Developing world needs 'radical' surge in climate investment

Developing world needs 'radical' surge in climate investment

DUBAI

Insufficient investment in developing countries is putting efforts to reduce global warming at risk, a U.N. economics expert group said yesterday, calling for COP28 to push for "radical change."

The U.N.'s high level expert group on climate finance last year said developing nations (excluding China) need to spend some $2.4 trillion a year on clean energy and climate resilience by 2030, four times current levels.

In an updated analysis, released just before the start of crunch U.N. climate talks in Dubai, the authors warned that climate investment in emerging economies "has stalled" and that near-term action was critical.

"Why are we off track on emissions? Because we have not invested nearly enough in what we have to do to bring them down," said co-author Nicholas Stern. "We are in a hurry."
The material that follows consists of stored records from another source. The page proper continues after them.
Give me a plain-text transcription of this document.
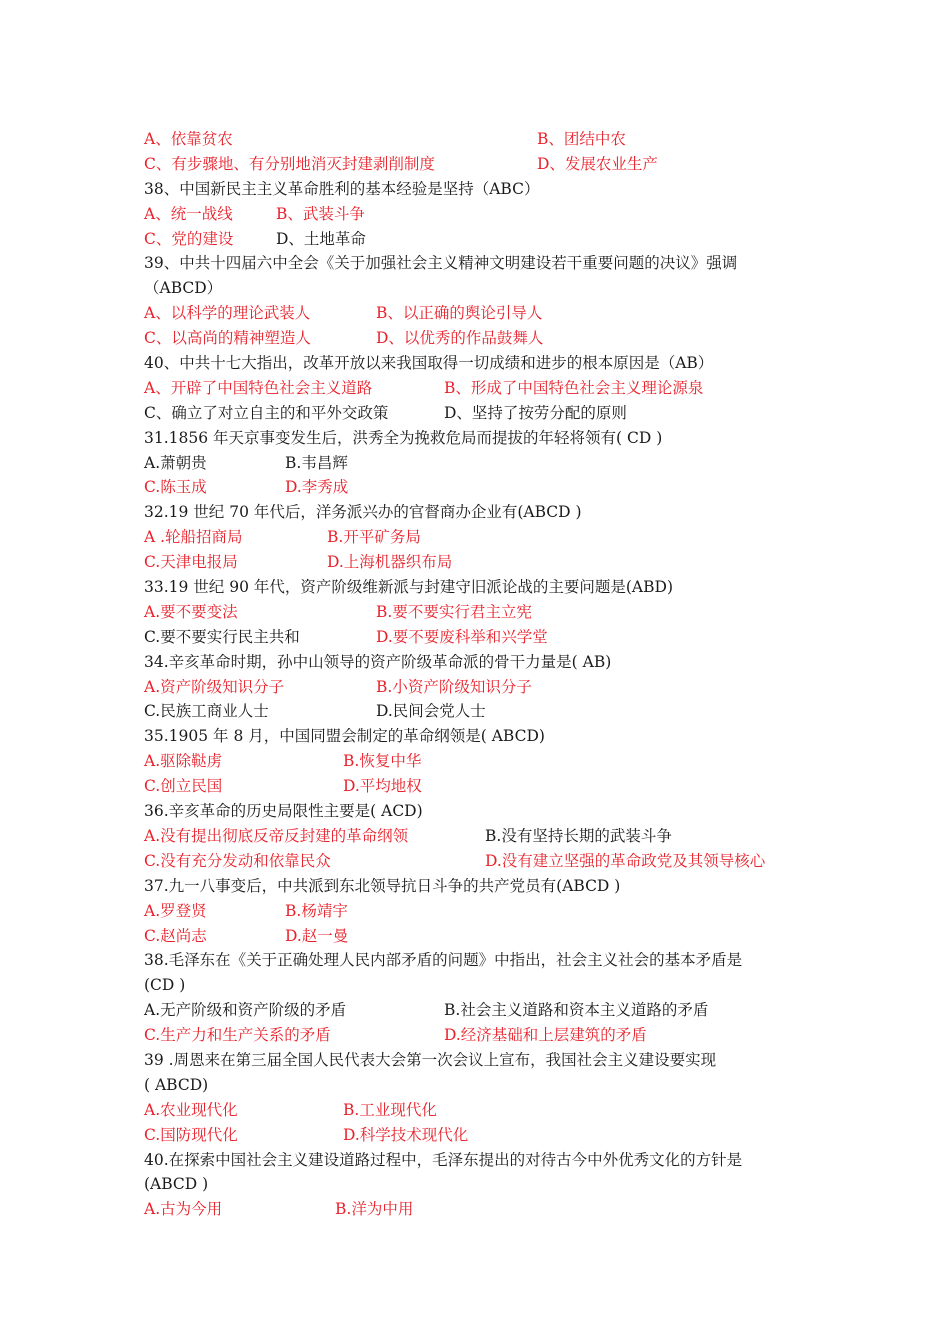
A、依靠贫农	B、团结中农
C、有步骤地、有分别地消灭封建剥削制度	D、发展农业生产
38、中国新民主主义革命胜利的基本经验是坚持（ABC）
A、统一战线	B、武装斗争
C、党的建设	D、土地革命
39、中共十四届六中全会《关于加强社会主义精神文明建设若干重要问题的决议》强调
（ABCD）
A、以科学的理论武装人	B、以正确的舆论引导人
C、以高尚的精神塑造人	D、以优秀的作品鼓舞人
40、中共十七大指出，改革开放以来我国取得一切成绩和进步的根本原因是（AB）
A、开辟了中国特色社会主义道路	B、形成了中国特色社会主义理论源泉
C、确立了对立自主的和平外交政策	D、坚持了按劳分配的原则
31.1856 年天京事变发生后，洪秀全为挽救危局而提拔的年轻将领有( CD )
A.萧朝贵	B.韦昌辉
C.陈玉成	D.李秀成
32.19 世纪 70 年代后，洋务派兴办的官督商办企业有(ABCD )
A .轮船招商局	B.开平矿务局
C.天津电报局	D.上海机器织布局
33.19 世纪 90 年代，资产阶级维新派与封建守旧派论战的主要问题是(ABD)
A.要不要变法	B.要不要实行君主立宪
C.要不要实行民主共和	D.要不要废科举和兴学堂
34.辛亥革命时期，孙中山领导的资产阶级革命派的骨干力量是( AB)
A.资产阶级知识分子	B.小资产阶级知识分子
C.民族工商业人士	D.民间会党人士
35.1905 年 8 月，中国同盟会制定的革命纲领是( ABCD)
A.驱除鞑虏	B.恢复中华
C.创立民国	D.平均地权
36.辛亥革命的历史局限性主要是( ACD)
A.没有提出彻底反帝反封建的革命纲领	B.没有坚持长期的武装斗争
C.没有充分发动和依靠民众	D.没有建立坚强的革命政党及其领导核心
37.九一八事变后，中共派到东北领导抗日斗争的共产党员有(ABCD )
A.罗登贤	B.杨靖宇
C.赵尚志	D.赵一曼
38.毛泽东在《关于正确处理人民内部矛盾的问题》中指出，社会主义社会的基本矛盾是
(CD )
A.无产阶级和资产阶级的矛盾	B.社会主义道路和资本主义道路的矛盾
C.生产力和生产关系的矛盾	D.经济基础和上层建筑的矛盾
39 .周恩来在第三届全国人民代表大会第一次会议上宣布，我国社会主义建设要实现
( ABCD)
A.农业现代化	B.工业现代化
C.国防现代化	D.科学技术现代化
40.在探索中国社会主义建设道路过程中，毛泽东提出的对待古今中外优秀文化的方针是
(ABCD )
A.古为今用	B.洋为中用
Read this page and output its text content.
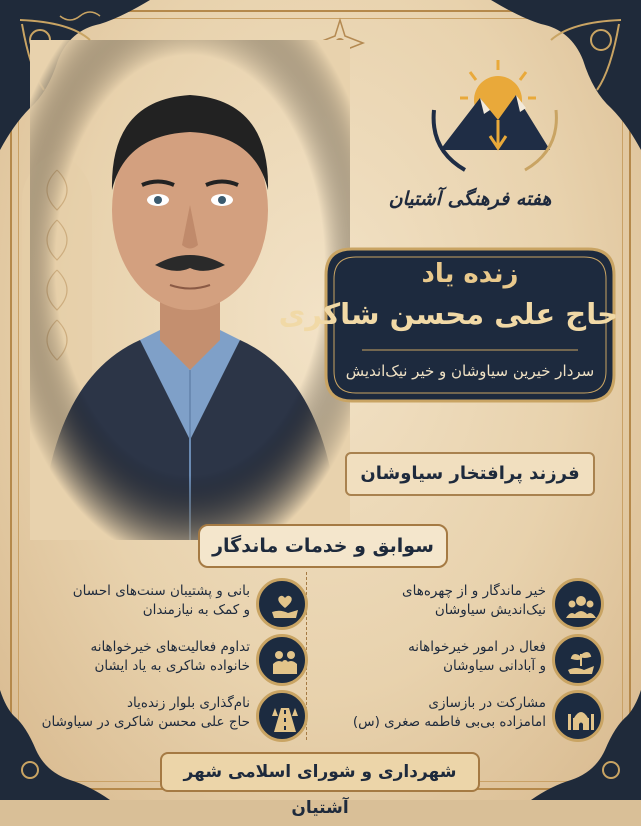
هفته فرهنگی آشتیان
زنده یاد
حاج علی محسن شاکری
سردار خیرین سیاوشان و خیر نیک‌اندیش
فرزند پرافتخار سیاوشان
سوابق و خدمات ماندگار
خیر ماندگار و از چهره‌های
نیک‌اندیش سیاوشان
فعال در امور خیرخواهانه
و آبادانی سیاوشان
مشارکت در بازسازی
امامزاده بی‌بی فاطمه صغری (س)
بانی و پشتیبان سنت‌های احسان
و کمک به نیازمندان
تداوم فعالیت‌های خیرخواهانه
خانواده شاکری به یاد ایشان
نام‌گذاری بلوار زنده‌یاد
حاج علی محسن شاکری در سیاوشان
شهرداری و شورای اسلامی شهر آشتیان
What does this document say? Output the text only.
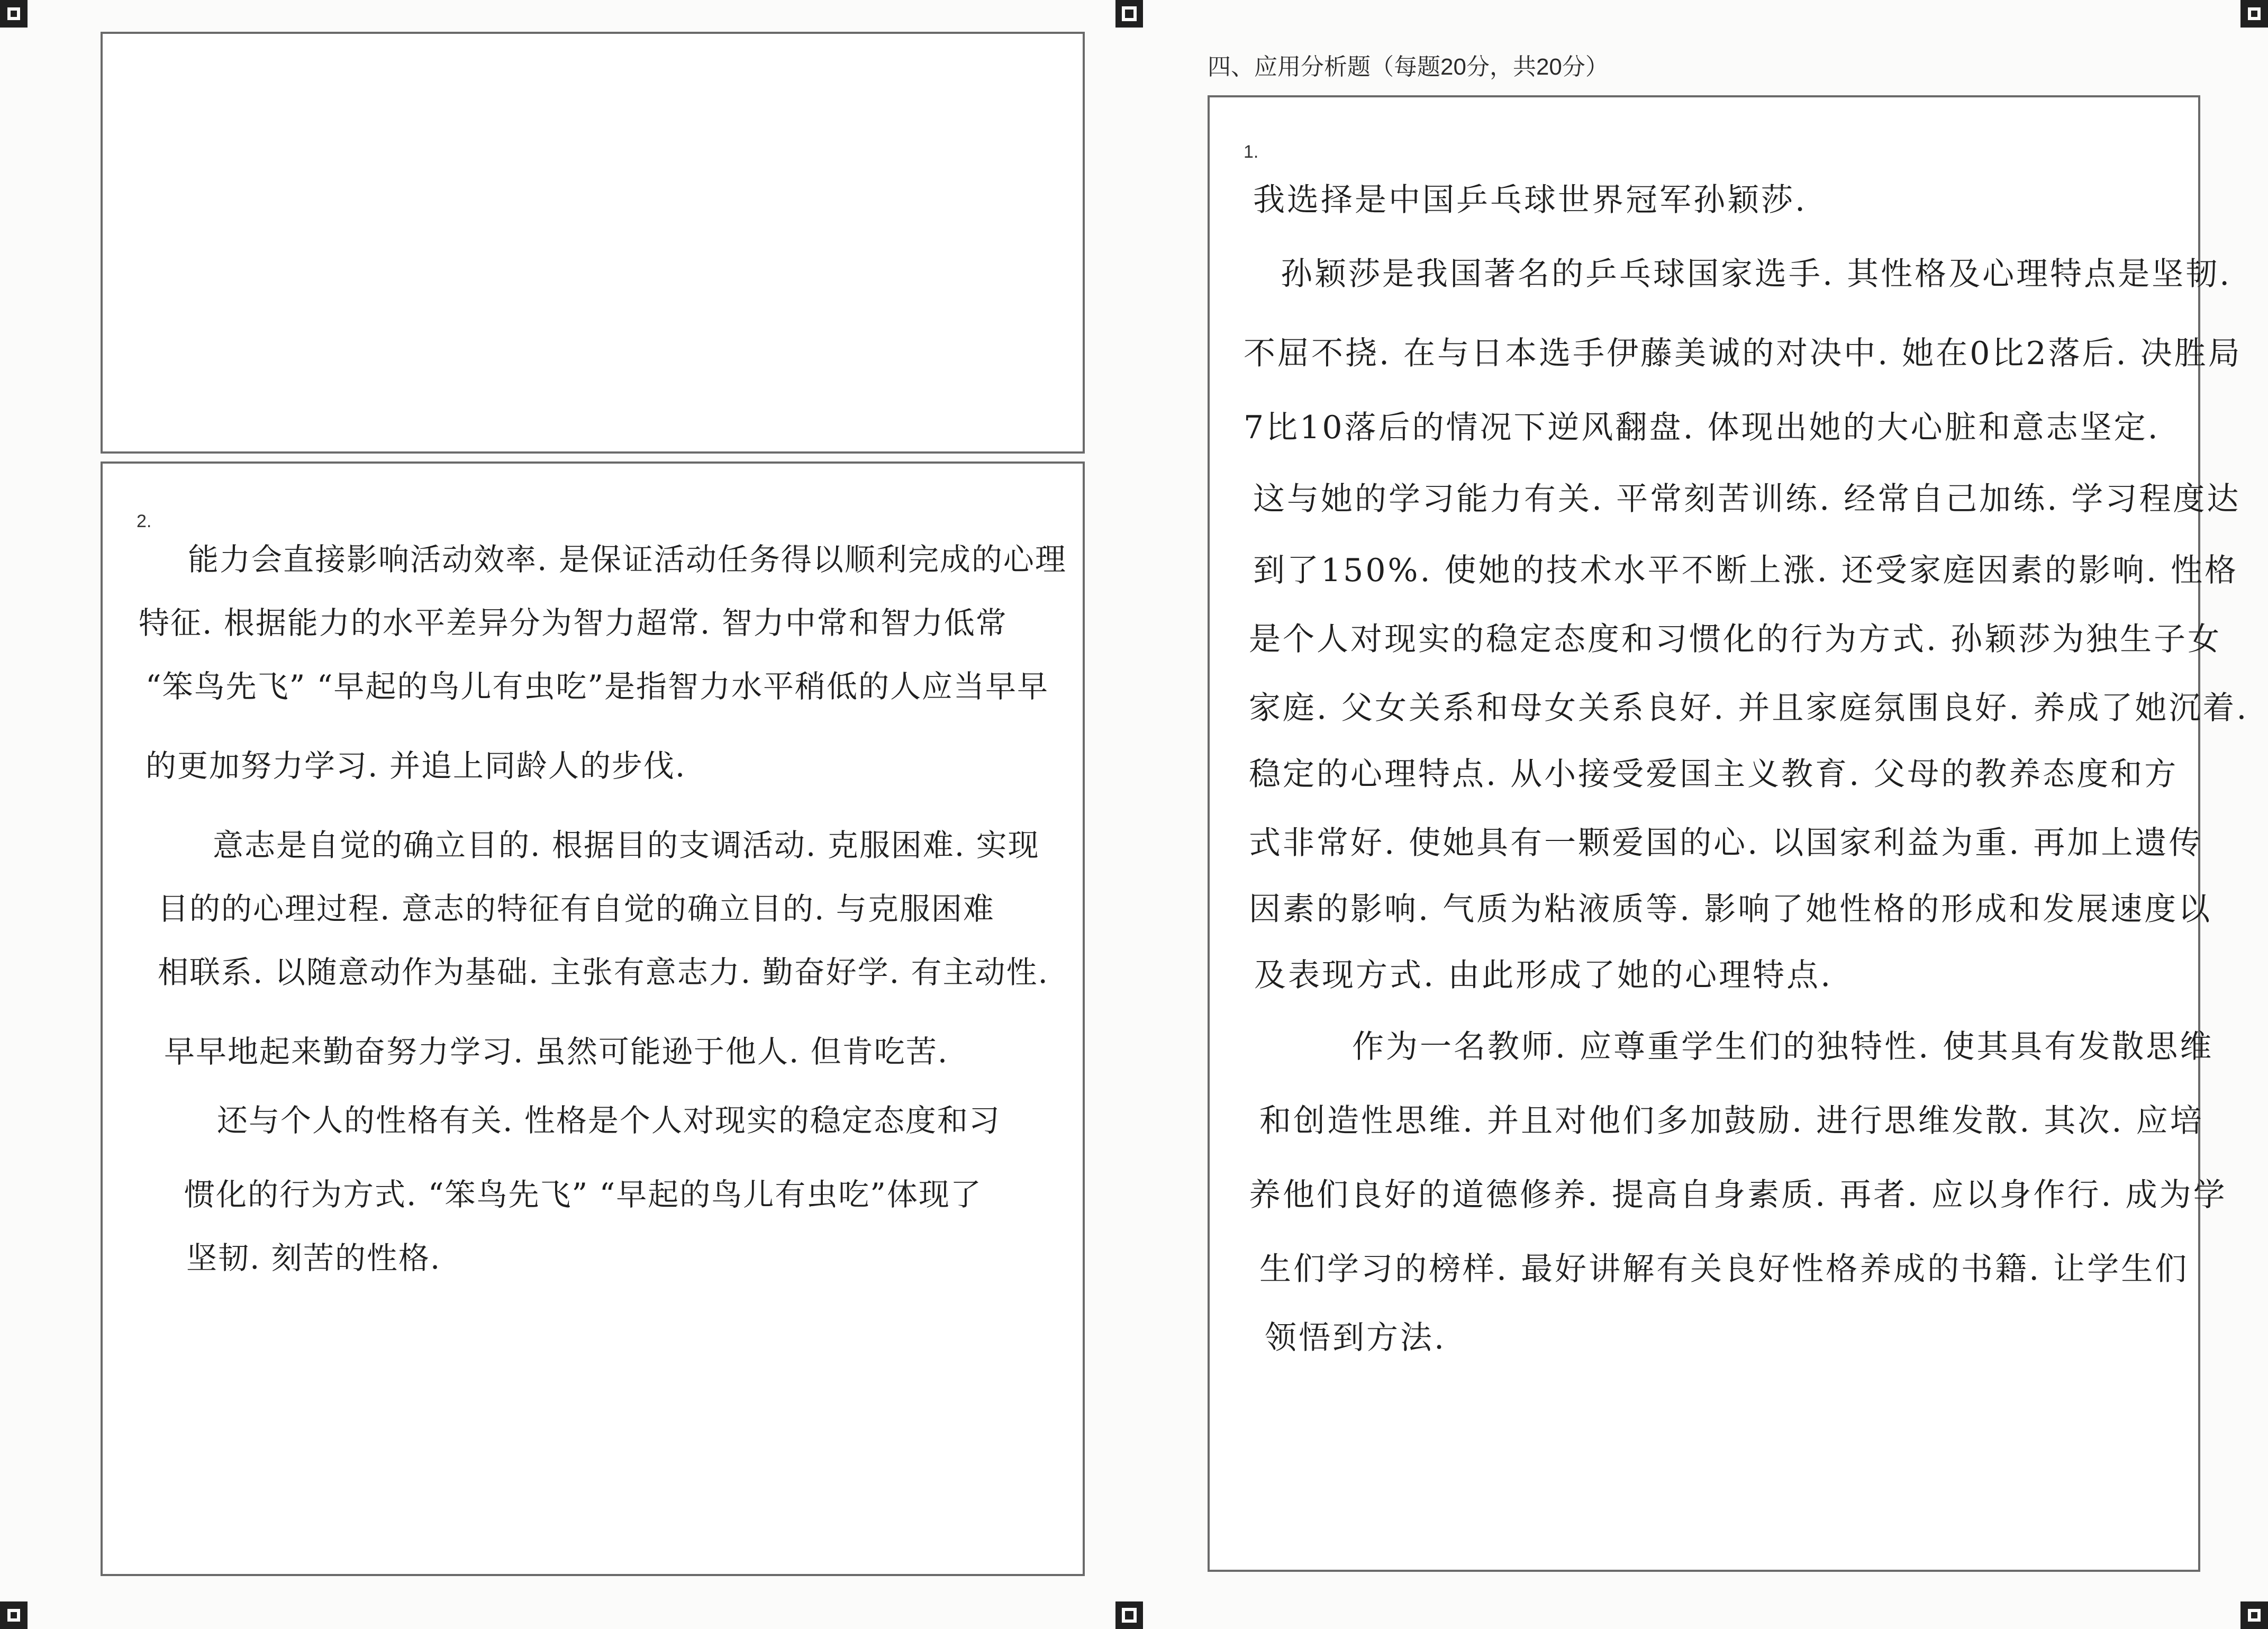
2.
能力会直接影响活动效率. 是保证活动任务得以顺利完成的心理
特征. 根据能力的水平差异分为智力超常. 智力中常和智力低常
“笨鸟先飞” “早起的鸟儿有虫吃”是指智力水平稍低的人应当早早
的更加努力学习. 并追上同龄人的步伐.
意志是自觉的确立目的. 根据目的支调活动. 克服困难. 实现
目的的心理过程. 意志的特征有自觉的确立目的. 与克服困难
相联系. 以随意动作为基础. 主张有意志力. 勤奋好学. 有主动性.
早早地起来勤奋努力学习. 虽然可能逊于他人. 但肯吃苦.
还与个人的性格有关. 性格是个人对现实的稳定态度和习
惯化的行为方式. “笨鸟先飞” “早起的鸟儿有虫吃”体现了
坚韧. 刻苦的性格.
四、应用分析题（每题20分，共20分）
1.
我选择是中国乒乓球世界冠军孙颖莎.
孙颖莎是我国著名的乒乓球国家选手. 其性格及心理特点是坚韧.
不屈不挠. 在与日本选手伊藤美诚的对决中. 她在0比2落后. 决胜局
7比10落后的情况下逆风翻盘. 体现出她的大心脏和意志坚定.
这与她的学习能力有关. 平常刻苦训练. 经常自己加练. 学习程度达
到了150%. 使她的技术水平不断上涨. 还受家庭因素的影响. 性格
是个人对现实的稳定态度和习惯化的行为方式. 孙颖莎为独生子女
家庭. 父女关系和母女关系良好. 并且家庭氛围良好. 养成了她沉着.
稳定的心理特点. 从小接受爱国主义教育. 父母的教养态度和方
式非常好. 使她具有一颗爱国的心. 以国家利益为重. 再加上遗传
因素的影响. 气质为粘液质等. 影响了她性格的形成和发展速度以
及表现方式. 由此形成了她的心理特点.
作为一名教师. 应尊重学生们的独特性. 使其具有发散思维
和创造性思维. 并且对他们多加鼓励. 进行思维发散. 其次. 应培
养他们良好的道德修养. 提高自身素质. 再者. 应以身作行. 成为学
生们学习的榜样. 最好讲解有关良好性格养成的书籍. 让学生们
领悟到方法.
The central focus of the COP28 talks starting today will be a damning stocktaking of the world's limited progress on cutting greenhouse gas emissions.

The report said a failure to provide sufficient funding would "fail on Paris," referring to the landmark 2015 agreement to limit global warming to well below two degrees Celsius from preindustrial levels and preferably a safer 1.5C.

"The consequences would be devastating, particularly for the poorest people," it said.

Many developing nations least to blame for the greenhouse gases that stoke global warming are among the most exposed to the costly and destructive effects of extreme weather and rising seas.

But they are also some of the world's fastest-growing economies with surging demand that experts say could be best met by pivoting to clean energy, if they can shrug off debt burdens and access financing.

The report said around $1.4 trillion of the $2.4 trillion needed would be domestic spending, adding international private finance needs to be increased by more than 15 times and funding from the multilateral development banks to triple.

"This is radical change," said Stern, who authored a landmark 2006 report on the economic impact of global warming.

The authors stressed that the world needs to act fast.

"The more we wait, the more expensive it becomes," economist Vera Songwe, another of the report's co-authors told reporters, warning that the estimated investment needs would likely need to be revised upwards by 2025 if action is slow.

Finance has long been at the heart of international climate negotiations, with talks in recent years tainted by the failure of richer countries to make good on their 2009 promise to provide $100 billion a year in climate finance for resilience and clean energy by 2020.

That target looks likely to have been met last year, monitors have said, although needs continue to grow as climate impacts surge.

Developing countries have spearheaded a high-profile campaign to refocus the World Bank and International Monetary Fund (IMF) on climate priorities.

Experts have also suggested a range of taxes on high-emitting sectors to raise money, particularly the shipping and airline industries, as well as moves to redirect subsidies away from polluting activities and towards the green transition.